Aligarh, in particular, taught him “the importance of communicating with the civil society and winning their confidence. It was there that I discovered an effective way to win over local youngsters…through sports”, a practice that Sharma would replicate not only in the civilian-police interface in other areas but within the force itself to develop esprit de corps.

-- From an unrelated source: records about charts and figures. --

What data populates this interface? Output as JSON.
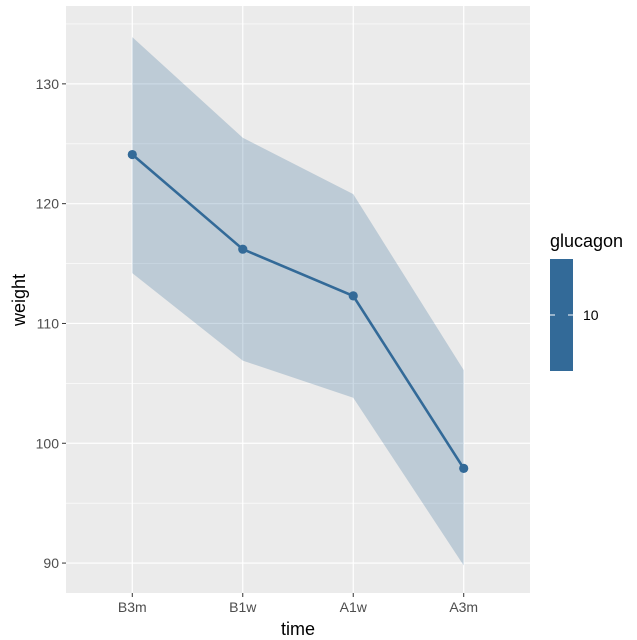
{
  "chart_data": {
    "type": "line",
    "title": "",
    "xlabel": "time",
    "ylabel": "weight",
    "categories": [
      "B3m",
      "B1w",
      "A1w",
      "A3m"
    ],
    "series": [
      {
        "values": [
          124.1,
          116.2,
          112.3,
          97.9
        ],
        "lower": [
          114.2,
          106.9,
          103.8,
          89.8
        ],
        "upper": [
          133.9,
          125.5,
          120.8,
          106.1
        ]
      }
    ],
    "ylim": [
      87.5,
      136.5
    ],
    "yticks": [
      90,
      100,
      110,
      120,
      130
    ],
    "grid": true,
    "legend": {
      "title": "glucagon",
      "label": "10",
      "placement": "right"
    },
    "colors": {
      "line": "#336a98",
      "ribbon": "#336a98",
      "panel": "#ebebeb",
      "grid": "#ffffff"
    }
  }
}
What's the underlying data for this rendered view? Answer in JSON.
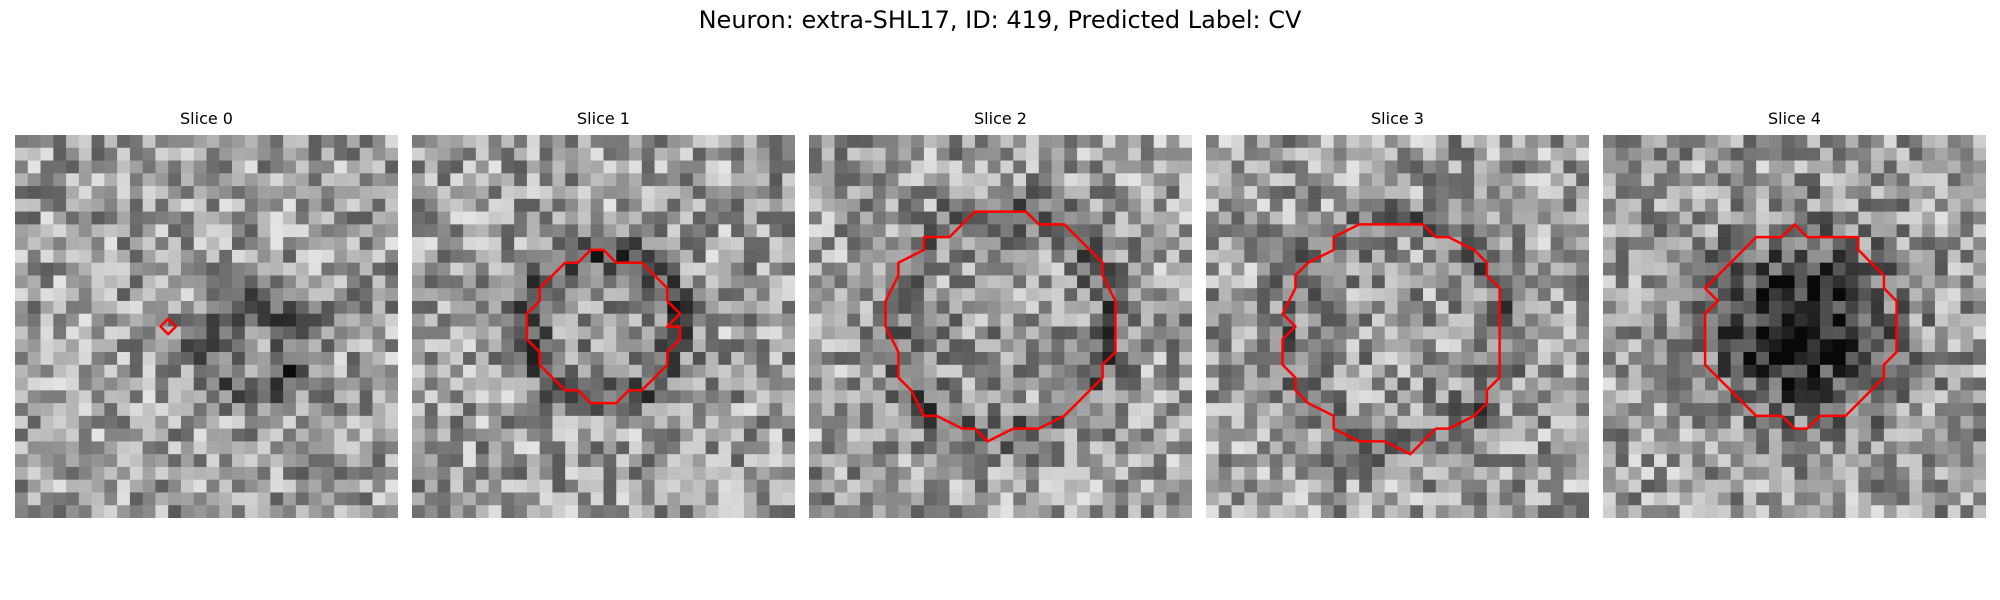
{
  "figure": {
    "title": "Neuron: extra-SHL17, ID: 419, Predicted Label: CV"
  },
  "panels": [
    {
      "label": "Slice 0",
      "seed": 11,
      "contour_radius_frac": 0.02,
      "contour_center": [
        0.4,
        0.5
      ],
      "dark_center": [
        0.62,
        0.55
      ],
      "dark_strength": 0.35
    },
    {
      "label": "Slice 1",
      "seed": 23,
      "contour_radius_frac": 0.19,
      "contour_center": [
        0.5,
        0.5
      ],
      "dark_center": [
        0.5,
        0.5
      ],
      "dark_strength": 0.3
    },
    {
      "label": "Slice 2",
      "seed": 37,
      "contour_radius_frac": 0.29,
      "contour_center": [
        0.5,
        0.49
      ],
      "dark_center": [
        0.5,
        0.49
      ],
      "dark_strength": 0.25
    },
    {
      "label": "Slice 3",
      "seed": 41,
      "contour_radius_frac": 0.29,
      "contour_center": [
        0.5,
        0.52
      ],
      "dark_center": [
        0.5,
        0.52
      ],
      "dark_strength": 0.22
    },
    {
      "label": "Slice 4",
      "seed": 53,
      "contour_radius_frac": 0.25,
      "contour_center": [
        0.52,
        0.5
      ],
      "dark_center": [
        0.52,
        0.5
      ],
      "dark_strength": 0.55
    }
  ],
  "style": {
    "contour_color": "#ff0000",
    "colormap": "grayscale",
    "grid_size": 30
  }
}
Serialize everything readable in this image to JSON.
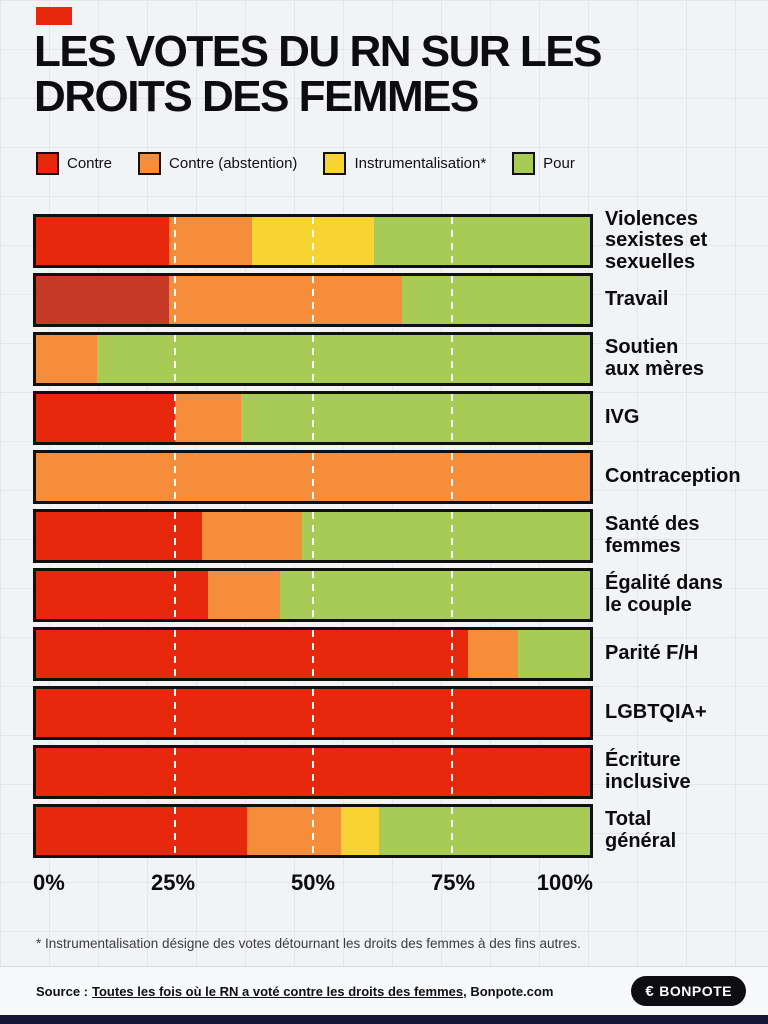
{
  "title_lines": [
    "LES VOTES DU RN SUR LES",
    "DROITS DES FEMMES"
  ],
  "legend": [
    {
      "label": "Contre",
      "color": "#e7280d"
    },
    {
      "label": "Contre (abstention)",
      "color": "#f68d3a"
    },
    {
      "label": "Instrumentalisation*",
      "color": "#f7d431"
    },
    {
      "label": "Pour",
      "color": "#a7cb55"
    }
  ],
  "chart_data": {
    "type": "bar",
    "orientation": "horizontal",
    "stacked": true,
    "title": "Les votes du RN sur les droits des femmes",
    "unit": "%",
    "xlim": [
      0,
      100
    ],
    "x_ticks": [
      "0%",
      "25%",
      "50%",
      "75%",
      "100%"
    ],
    "x_tick_positions": [
      0,
      25,
      50,
      75,
      100
    ],
    "gridline_positions": [
      25,
      50,
      75
    ],
    "categories": [
      "Violences\nsexistes et\nsexuelles",
      "Travail",
      "Soutien\naux mères",
      "IVG",
      "Contraception",
      "Santé des\nfemmes",
      "Égalité dans\nle couple",
      "Parité F/H",
      "LGBTQIA+",
      "Écriture\ninclusive",
      "Total\ngénéral"
    ],
    "series": [
      {
        "name": "Contre",
        "color": "#e7280d",
        "values": [
          24,
          24,
          0,
          25,
          0,
          30,
          31,
          78,
          100,
          100,
          38
        ]
      },
      {
        "name": "Contre (abstention)",
        "color": "#f68d3a",
        "values": [
          15,
          42,
          11,
          12,
          100,
          18,
          13,
          9,
          0,
          0,
          17
        ]
      },
      {
        "name": "Instrumentalisation*",
        "color": "#f7d431",
        "values": [
          22,
          0,
          0,
          0,
          0,
          0,
          0,
          0,
          0,
          0,
          7
        ]
      },
      {
        "name": "Pour",
        "color": "#a7cb55",
        "values": [
          39,
          34,
          89,
          63,
          0,
          52,
          56,
          13,
          0,
          0,
          38
        ]
      }
    ],
    "segment_color_overrides": [
      {
        "category_index": 1,
        "series": "Contre",
        "color": "#c43a24"
      }
    ]
  },
  "footnote": "* Instrumentalisation désigne des votes détournant les droits des femmes à des fins autres.",
  "footer": {
    "source_label": "Source :",
    "source_link": "Toutes les fois où le RN a voté contre les droits des femmes",
    "source_suffix": ", Bonpote.com",
    "logo_icon": "€",
    "logo_text": "BONPOTE"
  },
  "colors": {
    "background": "#f2f3f5",
    "grid": "#e4e6eb",
    "bar_border": "#101010",
    "accent_red": "#e7280d",
    "bottom_strip": "#141735"
  }
}
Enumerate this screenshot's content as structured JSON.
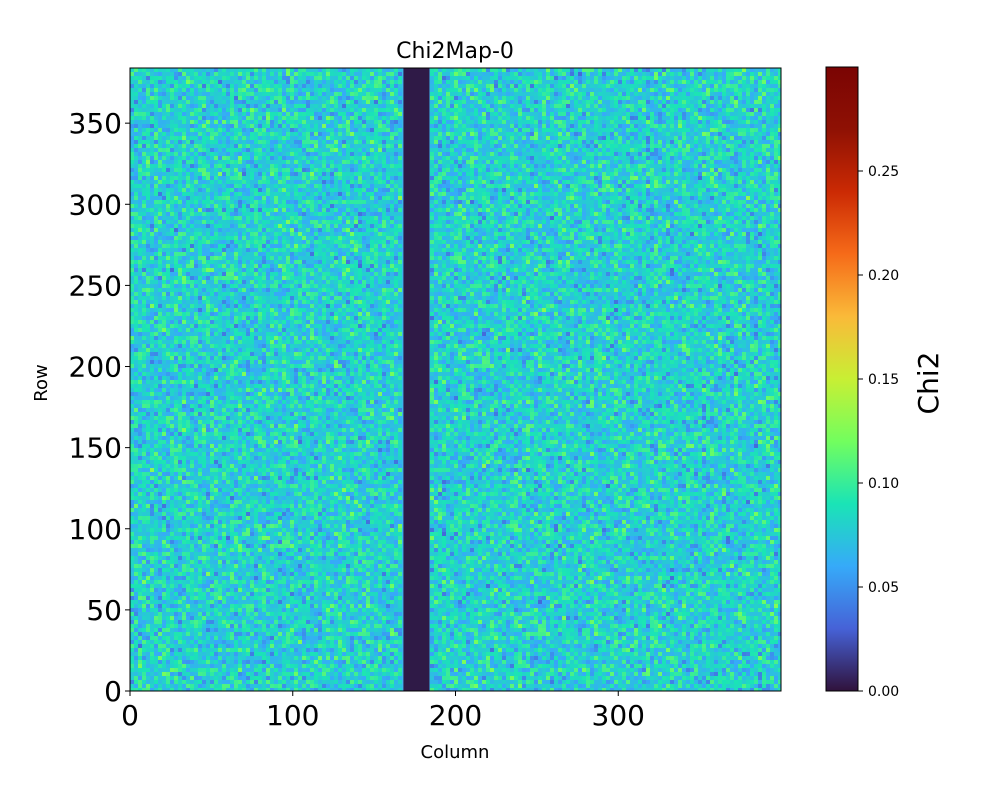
{
  "chart_data": {
    "type": "heatmap",
    "title": "Chi2Map-0",
    "xlabel": "Column",
    "ylabel": "Row",
    "colorbar_label": "Chi2",
    "colormap": "turbo",
    "xlim": [
      0,
      400
    ],
    "ylim": [
      0,
      384
    ],
    "x_ticks": [
      0,
      100,
      200,
      300
    ],
    "x_tick_labels": [
      "0",
      "100",
      "200",
      "300"
    ],
    "y_ticks": [
      0,
      50,
      100,
      150,
      200,
      250,
      300,
      350
    ],
    "y_tick_labels": [
      "0",
      "50",
      "100",
      "150",
      "200",
      "250",
      "300",
      "350"
    ],
    "clim": [
      0.0,
      0.3
    ],
    "colorbar_ticks": [
      0.0,
      0.05,
      0.1,
      0.15,
      0.2,
      0.25
    ],
    "colorbar_tick_labels": [
      "0.00",
      "0.05",
      "0.10",
      "0.15",
      "0.20",
      "0.25"
    ],
    "background_value_typical": 0.07,
    "background_value_range": [
      0.03,
      0.13
    ],
    "zero_band_columns": [
      168,
      184
    ],
    "zero_band_value": 0.0,
    "grid": false
  }
}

Sharma writes about the meticulous planning that went into the elimination of five dreaded gangsters – Omkar Singh Yadav (Bareilly), Phoola (Chambal), Jarman Singh, Sheodan Kachhi (both Farrukhabad) and Sriprakash Shukla (originally from Gorakhpur who was gunned down after an inter-state chase. The credit for eliminating these dacoits rightly goes to Sharma and earned him two President’s Police Medals for Gallantry.
Sharma surprisingly whizzes through his three years as the Delhi Police Commissioner, devoting just 23 pages to a period during which the force scored four major successes – the cricket match-fixing case of 2000 (in which bookie Sanjeev Chawla has just been extradited from Britain), the Red Fort terrorist attack of December 22, 2000, nabbing the murderer of reformed bandit Phoolan Devi and snaring the conspirators of the December 13, 2001 attack on Parliament.
Still, “Biting the Bullet” is a valuable addition to the slowly growing literature on policing in India.